28 November 2007
Results at a Glance:
- WA rural confidence has remained at a positive level and is now the strongest in Australia, with confidence having fallen in all other statesr.
- Farm labour shortage has emerged as a bigger issue in WA than any other state.
- Seasonal conditions continue to have the biggest impact on farmer confidence, with the rising Australian dollar also a factor.
Western Australian farmers are maintaining a positive outlook, after rural confidence levels in the state touched record lows just 15 months ago.
The latest Rabobank Rural confidence Survey – taken last month – found that WA primary producers maintained steady confidence levels over the past quarter, while their interstate counterparts became increasingly pessimistic. Western Australian farmers are now the most confident in Australia.
The survey also showed that farm labour shortage is a bigger issue in WA than other parts of the country, as the rural sector competes for labour with the state’s booming mining industry.
Overall, the survey – which questions an average of 2000 primary producers across a wide range of commodities and geographical areas throughout Australia each quarter – showed 42 per cent of primary producers in WA expect the agricultural economy to improve over the next 12 months, the same result as recorded last quarter. Just over one quarter of farmers were found to be expecting conditions to worsen – 28 per cent, compared to 27 per cent last quarter.
Rabobank state manager for Western Australia Crawford Taylor said the positive sentiment observed this quarter was primarily being driven by buoyant grain prices.
“Confidence has continued to build through 2007, following the poor conditions that prevailed in much of the state throughout 2006,” Mr Taylor said. “For parts of central and most of southern Western Australia, cash flow will be significantly up on 2006 on the back of favourable grain prices, however significant areas of the northern, and parts of the central and eastern grain belts will be unable to take advantage of these prices due to dry conditions.”
When looking forward, grain and mixed grain/sheep producers were the most confident while beef producers and lotfeeders were the most pessimistic in response to low prices, structural issues and higher grain prices, Mr Taylor said.
“Dairy farmers were also pessimistic, however confidence levels are likely to have improved post-survey with recent factory announcements of increased farm gate milk prices following the tightening of milk supply.”
Globally, rural commodity prices have continued to strengthen in recent months as world supply shortages and robust demand conditions have created a bullish environment in many markets. In US dollar terms, Australian rural commodity prices have reflected these world conditions reaching record levels in October, having increased by 29 per cent since the start of 2007.
“Unfortunately for Australian producers, recent global commodity price increases have been largely offset by a weakening of the US dollar versus the Australian dollar, resulting in Australian dollar rural commodity returns actually falling slightly in October,” Mr Taylor said.
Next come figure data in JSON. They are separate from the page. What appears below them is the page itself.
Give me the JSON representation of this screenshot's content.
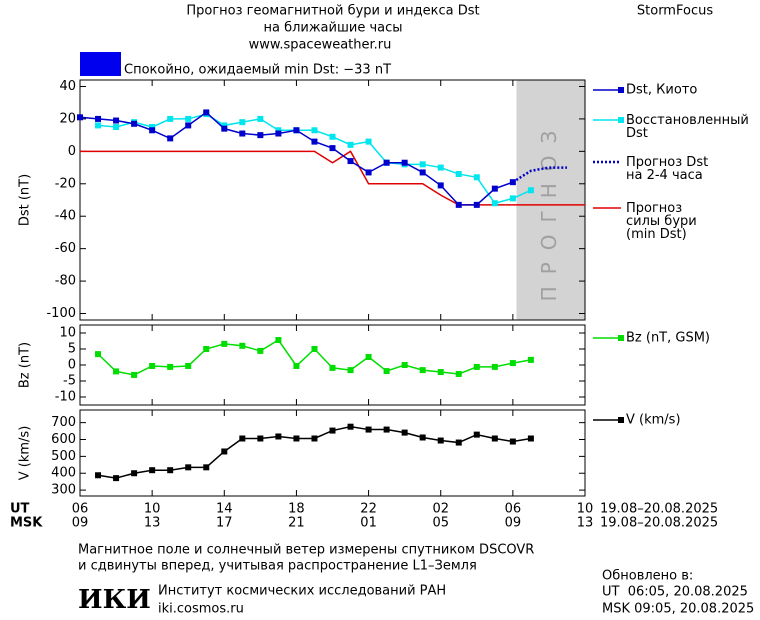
{
  "header": {
    "title": "Прогноз геомагнитной бури и индекса Dst",
    "subtitle": "на ближайшие часы",
    "url": "www.spaceweather.ru",
    "brand": "StormFocus"
  },
  "status": {
    "text": "Спокойно, ожидаемый min Dst: −33 nT",
    "color": "#0000ee"
  },
  "chart_data": [
    {
      "type": "line",
      "ylabel": "Dst (nT)",
      "xlim": [
        0,
        28
      ],
      "ylim": [
        -104,
        44
      ],
      "yticks": [
        40,
        20,
        0,
        -20,
        -40,
        -60,
        -80,
        -100
      ],
      "forecast_band": {
        "label": "ПРОГНОЗ",
        "from": 24.2,
        "to": 28
      },
      "series": [
        {
          "name": "Прогноз\nсилы бури\n(min Dst)",
          "color": "#e00000",
          "marker": "none",
          "style": "solid",
          "x": [
            0,
            1,
            2,
            3,
            4,
            5,
            6,
            7,
            8,
            9,
            10,
            11,
            12,
            13,
            14,
            15,
            16,
            17,
            18,
            19,
            20,
            21,
            22,
            23,
            24,
            25,
            26,
            27,
            28
          ],
          "values": [
            0,
            0,
            0,
            0,
            0,
            0,
            0,
            0,
            0,
            0,
            0,
            0,
            0,
            0,
            -7,
            0,
            -20,
            -20,
            -20,
            -20,
            -27,
            -33,
            -33,
            -33,
            -33,
            -33,
            -33,
            -33,
            -33
          ]
        },
        {
          "name": "Восстановленный\nDst",
          "color": "#00e5ee",
          "marker": "square",
          "style": "solid",
          "x": [
            1,
            2,
            3,
            4,
            5,
            6,
            7,
            8,
            9,
            10,
            11,
            12,
            13,
            14,
            15,
            16,
            17,
            18,
            19,
            20,
            21,
            22,
            23,
            24,
            25
          ],
          "values": [
            16,
            15,
            18,
            15,
            20,
            20,
            23,
            16,
            18,
            20,
            13,
            13,
            13,
            9,
            4,
            6,
            -7,
            -8,
            -8,
            -10,
            -14,
            -16,
            -32,
            -29,
            -24
          ]
        },
        {
          "name": "Dst, Киото",
          "color": "#0000cc",
          "marker": "square",
          "style": "solid",
          "x": [
            0,
            1,
            2,
            3,
            4,
            5,
            6,
            7,
            8,
            9,
            10,
            11,
            12,
            13,
            14,
            15,
            16,
            17,
            18,
            19,
            20,
            21,
            22,
            23,
            24
          ],
          "values": [
            21,
            20,
            19,
            17,
            13,
            8,
            16,
            24,
            14,
            11,
            10,
            11,
            13,
            6,
            2,
            -6,
            -13,
            -7,
            -7,
            -13,
            -21,
            -33,
            -33,
            -23,
            -19
          ]
        },
        {
          "name": "Прогноз Dst\nна 2-4 часа",
          "color": "#0000cc",
          "marker": "none",
          "style": "dotted",
          "x": [
            24,
            25,
            26,
            27
          ],
          "values": [
            -19,
            -12,
            -10,
            -10
          ]
        }
      ]
    },
    {
      "type": "line",
      "ylabel": "Bz (nT)",
      "xlim": [
        0,
        28
      ],
      "ylim": [
        -12.5,
        12.5
      ],
      "yticks": [
        10,
        5,
        0,
        -5,
        -10
      ],
      "series": [
        {
          "name": "Bz (nT, GSM)",
          "color": "#00dd00",
          "marker": "square",
          "style": "solid",
          "x": [
            1,
            2,
            3,
            4,
            5,
            6,
            7,
            8,
            9,
            10,
            11,
            12,
            13,
            14,
            15,
            16,
            17,
            18,
            19,
            20,
            21,
            22,
            23,
            24,
            25
          ],
          "values": [
            3.4,
            -2,
            -3.1,
            -0.3,
            -0.6,
            -0.3,
            5,
            6.6,
            6,
            4.4,
            7.8,
            -0.3,
            5,
            -0.9,
            -1.6,
            2.5,
            -1.9,
            0,
            -1.6,
            -2.2,
            -2.8,
            -0.6,
            -0.6,
            0.6,
            1.6
          ]
        }
      ]
    },
    {
      "type": "line",
      "ylabel": "V (km/s)",
      "xlim": [
        0,
        28
      ],
      "ylim": [
        265,
        775
      ],
      "yticks": [
        700,
        600,
        500,
        400,
        300
      ],
      "xticks": [
        {
          "value": 0,
          "label": "06"
        },
        {
          "value": 4,
          "label": "10"
        },
        {
          "value": 8,
          "label": "14"
        },
        {
          "value": 12,
          "label": "18"
        },
        {
          "value": 16,
          "label": "22"
        },
        {
          "value": 20,
          "label": "02"
        },
        {
          "value": 24,
          "label": "06"
        },
        {
          "value": 28,
          "label": "10"
        }
      ],
      "xticks_msk": [
        {
          "value": 0,
          "label": "09"
        },
        {
          "value": 4,
          "label": "13"
        },
        {
          "value": 8,
          "label": "17"
        },
        {
          "value": 12,
          "label": "21"
        },
        {
          "value": 16,
          "label": "01"
        },
        {
          "value": 20,
          "label": "05"
        },
        {
          "value": 24,
          "label": "09"
        },
        {
          "value": 28,
          "label": "13"
        }
      ],
      "xaxis_ut": "UT",
      "xaxis_msk": "MSK",
      "date_range_ut": "19.08–20.08.2025",
      "date_range_msk": "19.08–20.08.2025",
      "series": [
        {
          "name": "V (km/s)",
          "color": "#000000",
          "marker": "square",
          "style": "solid",
          "x": [
            1,
            2,
            3,
            4,
            5,
            6,
            7,
            8,
            9,
            10,
            11,
            12,
            13,
            14,
            15,
            16,
            17,
            18,
            19,
            20,
            21,
            22,
            23,
            24,
            25
          ],
          "values": [
            388,
            371,
            400,
            418,
            418,
            435,
            435,
            529,
            606,
            606,
            618,
            606,
            606,
            653,
            676,
            659,
            659,
            641,
            612,
            594,
            582,
            629,
            606,
            588,
            606
          ]
        }
      ]
    }
  ],
  "footer": {
    "note": [
      "Магнитное поле и солнечный ветер измерены спутником DSCOVR",
      "и сдвинуты вперед, учитывая распространение L1–Земля"
    ],
    "logo": "ИКИ",
    "institute": "Институт космических исследований РАН",
    "site": "iki.cosmos.ru",
    "updated": [
      "Обновлено в:",
      "UT  06:05, 20.08.2025",
      "MSK 09:05, 20.08.2025"
    ]
  }
}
“That said, prices in Australian dollar terms have still increased by 13 per cent since the start of the season.”
World grain and dairy prices have continued to outperform other sectors.
Of the farmers in WA expecting the agricultural economy to improve over the next 12 months, i ncreasing commodity prices were “top of mind”, cited by 53 per cent of respondents.
The survey also found that Western Australian farmers, not surprisingly, were experiencing difficulties in attracting labour. Farm labour shortage was a bigger issue in WA than any other state.
Of the 69 per cent of Western Australian farmers who required additional labour over the past 12 months, 14 per cent described the experience of attracting labour as ‘impossible’. A further 62 per cent indicated that they had experienced some difficulty in attracting adequate labour.
When asked what steps had been taken to overcome labour shortage, 41 per cent indicated they had increased their own working hours, whilst 20 per cent had asked family and friends for assistance, 12 per cent had been forced to pay more for labour and 11 per cent had accepted less-skilled labour.
Encouragingly, WA farmers’ income expectations had improved significantly, with 59 per cent of respondents expecting their gross farm income to improve in the next 12 months, up on last quarter when 44 per cent anticipated higher incomes.
Investment intentions had remained stable over the past six months with 27 per cent of primary producers expecting to increase investment in their farm businesses in the next 12 months, the same proportion as that recorded in the previous quarter.
The quarterly Rabobank Rural Confidence Survey is a definitive monitor of outlook and sentiment in Australian rural industries. The most robust study of its type in Australia, the survey has been conducted since 2000 by an independent research organisation interviewing an average of 2000 farmers throughout the country each quarter. The next results will be released in March 2008.
Rabobank Australia is a part of the international Rabobank Group, the world’s leading specialist in food and agribusiness banking. Rabobank has more than 100 years’ experience providing customised banking and finance solutions to businesses involved in all aspects of food and agribusiness. Rabobank has a AAA credit rating and is ranked one of the world’s safest banks by Global Finance magazine. The bank operates in 42 countries, servicing the needs of more than nine million clients worldwide through a network of more than 1500 offices and branches. Rabobank Australia is one of Australia’s leading rural lenders and a significant provider of business and corporate banking and financial services to the Australian food and agribusiness sector. The bank has 47 branch locations throughout Australia.